Textes

Sénèque
Accepte ton destin

 


« Qu'est-ce qui empêche pourtant, dira-t-on, de confondre en un tout vertu et volupté et d'édifier le souverain bien de manière à en faire une chose à la fois honnête et agréable ? » C'est qu'il ne peut exister d'autre aspect de l'honnête en dehors de l'honnête lui-même ; et le souverain bien perdra sa pureté s'il se trouve en lui quelque chose qui diffère de ce qui est le meilleur. Même la joie qui provient de la vertu, quoiqu'elle soit un bien, ne fait pourtant point partie du bien absolu, pas plus que le contentement et la tranquillité, malgré la beauté de leurs origines. Car si ce sont là des biens, ce ne sont que des conséquences et non des accomplissements du souverain bien.

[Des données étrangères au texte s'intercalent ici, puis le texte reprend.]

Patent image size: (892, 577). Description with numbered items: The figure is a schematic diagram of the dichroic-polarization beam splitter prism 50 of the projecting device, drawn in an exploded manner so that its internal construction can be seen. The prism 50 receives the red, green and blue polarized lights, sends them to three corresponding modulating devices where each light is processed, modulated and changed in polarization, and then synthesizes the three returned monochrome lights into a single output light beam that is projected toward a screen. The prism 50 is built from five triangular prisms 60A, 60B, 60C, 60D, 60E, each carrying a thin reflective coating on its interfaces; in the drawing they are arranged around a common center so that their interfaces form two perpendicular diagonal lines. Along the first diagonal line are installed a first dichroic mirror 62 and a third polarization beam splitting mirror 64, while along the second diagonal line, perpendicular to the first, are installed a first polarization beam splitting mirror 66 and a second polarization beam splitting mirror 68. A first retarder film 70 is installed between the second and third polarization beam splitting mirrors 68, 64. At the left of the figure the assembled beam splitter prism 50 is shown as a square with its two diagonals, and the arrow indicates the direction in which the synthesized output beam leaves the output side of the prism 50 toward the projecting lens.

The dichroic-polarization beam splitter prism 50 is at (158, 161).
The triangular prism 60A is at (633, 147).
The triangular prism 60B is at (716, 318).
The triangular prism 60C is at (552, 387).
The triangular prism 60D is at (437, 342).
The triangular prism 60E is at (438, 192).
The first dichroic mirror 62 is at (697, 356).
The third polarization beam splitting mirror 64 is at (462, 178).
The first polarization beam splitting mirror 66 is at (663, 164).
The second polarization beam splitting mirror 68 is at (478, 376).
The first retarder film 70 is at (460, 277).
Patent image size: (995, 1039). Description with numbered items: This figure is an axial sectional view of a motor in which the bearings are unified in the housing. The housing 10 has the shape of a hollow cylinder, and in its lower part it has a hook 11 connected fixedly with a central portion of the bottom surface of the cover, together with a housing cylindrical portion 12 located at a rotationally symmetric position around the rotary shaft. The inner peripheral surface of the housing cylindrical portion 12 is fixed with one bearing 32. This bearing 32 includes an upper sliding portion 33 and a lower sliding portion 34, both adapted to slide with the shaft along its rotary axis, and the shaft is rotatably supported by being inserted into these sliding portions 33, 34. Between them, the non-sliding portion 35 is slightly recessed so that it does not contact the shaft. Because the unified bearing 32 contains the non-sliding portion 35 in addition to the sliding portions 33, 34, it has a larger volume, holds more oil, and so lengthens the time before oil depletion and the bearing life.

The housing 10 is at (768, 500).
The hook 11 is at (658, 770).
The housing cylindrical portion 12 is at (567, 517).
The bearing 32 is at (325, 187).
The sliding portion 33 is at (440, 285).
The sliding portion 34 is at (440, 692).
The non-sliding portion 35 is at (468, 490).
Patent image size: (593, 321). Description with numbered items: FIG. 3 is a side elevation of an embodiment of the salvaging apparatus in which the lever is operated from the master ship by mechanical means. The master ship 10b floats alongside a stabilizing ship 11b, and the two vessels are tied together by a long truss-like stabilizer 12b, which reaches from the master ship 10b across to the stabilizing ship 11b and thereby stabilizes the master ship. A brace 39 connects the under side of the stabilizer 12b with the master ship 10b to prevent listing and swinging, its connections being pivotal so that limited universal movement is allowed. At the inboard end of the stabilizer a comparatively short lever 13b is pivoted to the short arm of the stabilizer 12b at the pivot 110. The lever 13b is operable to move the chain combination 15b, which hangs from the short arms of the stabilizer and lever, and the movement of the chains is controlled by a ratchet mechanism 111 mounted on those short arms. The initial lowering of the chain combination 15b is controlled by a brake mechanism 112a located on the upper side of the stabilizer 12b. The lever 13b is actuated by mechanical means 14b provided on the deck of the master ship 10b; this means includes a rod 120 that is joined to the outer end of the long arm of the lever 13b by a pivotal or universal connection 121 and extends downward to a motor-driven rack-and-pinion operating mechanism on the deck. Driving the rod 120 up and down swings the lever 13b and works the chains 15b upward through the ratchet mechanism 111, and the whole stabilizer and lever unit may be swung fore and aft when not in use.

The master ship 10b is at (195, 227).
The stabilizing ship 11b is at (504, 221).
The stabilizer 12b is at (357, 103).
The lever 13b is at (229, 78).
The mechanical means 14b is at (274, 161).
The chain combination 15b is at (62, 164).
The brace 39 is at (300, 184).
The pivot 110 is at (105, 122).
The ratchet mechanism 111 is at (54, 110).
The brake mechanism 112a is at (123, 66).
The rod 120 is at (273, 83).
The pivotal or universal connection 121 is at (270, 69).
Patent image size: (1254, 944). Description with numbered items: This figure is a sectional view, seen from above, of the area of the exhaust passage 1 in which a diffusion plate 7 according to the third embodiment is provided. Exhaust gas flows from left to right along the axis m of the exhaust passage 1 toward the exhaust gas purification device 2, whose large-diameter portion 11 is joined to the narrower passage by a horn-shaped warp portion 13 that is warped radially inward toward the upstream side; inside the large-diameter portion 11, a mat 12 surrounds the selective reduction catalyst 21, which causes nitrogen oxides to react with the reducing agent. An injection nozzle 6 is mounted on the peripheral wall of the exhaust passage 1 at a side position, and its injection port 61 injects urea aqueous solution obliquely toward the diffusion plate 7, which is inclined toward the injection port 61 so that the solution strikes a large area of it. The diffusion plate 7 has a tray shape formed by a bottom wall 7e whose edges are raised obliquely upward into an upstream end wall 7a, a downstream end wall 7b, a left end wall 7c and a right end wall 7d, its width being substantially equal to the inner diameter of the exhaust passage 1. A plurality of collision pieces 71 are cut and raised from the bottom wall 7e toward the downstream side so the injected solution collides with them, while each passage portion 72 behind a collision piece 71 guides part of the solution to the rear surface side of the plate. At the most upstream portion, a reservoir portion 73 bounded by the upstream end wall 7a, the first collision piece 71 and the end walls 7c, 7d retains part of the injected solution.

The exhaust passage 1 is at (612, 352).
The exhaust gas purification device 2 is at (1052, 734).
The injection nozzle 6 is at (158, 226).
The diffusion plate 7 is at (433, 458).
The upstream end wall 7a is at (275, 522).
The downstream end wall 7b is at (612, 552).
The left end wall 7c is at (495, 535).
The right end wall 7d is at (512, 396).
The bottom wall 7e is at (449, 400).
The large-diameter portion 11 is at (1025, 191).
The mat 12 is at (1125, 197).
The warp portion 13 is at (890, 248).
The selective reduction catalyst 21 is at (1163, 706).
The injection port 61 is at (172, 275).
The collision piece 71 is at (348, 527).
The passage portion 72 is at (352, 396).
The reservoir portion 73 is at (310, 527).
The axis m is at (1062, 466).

Celui qui associe le plaisir et la vertu, et qui ne leur donne même pas des droits égaux, détruit par la fragilité de l'un de ces biens tout ce qu'il y a de vigueur dans l'autre, et met sous le joug cette liberté, qui n'est invincible que si elle ne voit rien au-dessus d'elle. On commence alors à avoir besoin de la fortune, ce qui est le plus dur esclavage ; vient ensuite la vie inquiète, soupçonneuse, alarmée, effrayée des événements, s'agitant au gré des circonstances. Vous ne donnez pas à la vertu une base solide et fixe, vous voulez qu'elle reste ferme sur un appui chancelant. Quoi de plus chancelant, en effet, que l'attente des biens fortuits, que les changements qui se produisent dans le corps et dans tout ce qui l'affecte ? Comment obéir à Dieu [2], accepter avec résignation tout ce qui arrive, ne point se plaindre du destin, interpréter favorablement ses mésaventures, quand on est agité par les moindres piqûres du plaisir et de la douleur ? On est, de plus, un mauvais gardien ou un mauvais vengeur de la patrie, un mauvais défenseur de ses amis, quand on penche vers le plaisir. Que le souverain bien s'élève donc à une hauteur telle, qu'aucune force ne puisse l'en arracher, à une hauteur inaccessible à la douleur, à l'espérance, à la crainte, à tout objet qui pourrait altérer sa condition. Mais cette hauteur, la vertu seule peut l'atteindre ; son pas seul peut gravir de tels escarpements ; elle tiendra ferme et supportera tous les événements non seulement avec patience, mais avec plaisir ; elle saura que toute situation pénible est une loi de la nature. Comme un bon soldat supporte les blessures, compte les cicatrices, et, percé de traits, aime encore en mourant le général pour lequel il expire, la vertu aura toujours dans l'âme ce vieux précepte : suis Dieu.

Quiconque se plaint, pleure et gémit, est forcé néanmoins d'obéir et d'exécuter malgré lui les ordres qu'on lui prescrit. Quelle folie de se faire traîner plutôt que de suivre ! C'est comme si par démence ou ignorance de votre condition, vous vous affligiez de ce qu'il vous arrive quelque chose de pénible, comme si vous étiez surpris ou indigné des accidents qui frappent les bons et les méchants, je veux dire la maladie, la mort, les infirmités et les autres misères qui s'abattent sur la vie humaine. Toutes ces souffrances que la loi de l'univers nous inflige, qu'un puissant effort les arrache de l'âme. Nous nous sommes engagés par serment à supporter la condition des mortels et à voir sans trouble ce qu'il n'est pas en notre pouvoir d'éviter. Nous sommes nés dans un royaume, l'obéissance à Dieu, telle est notre liberté.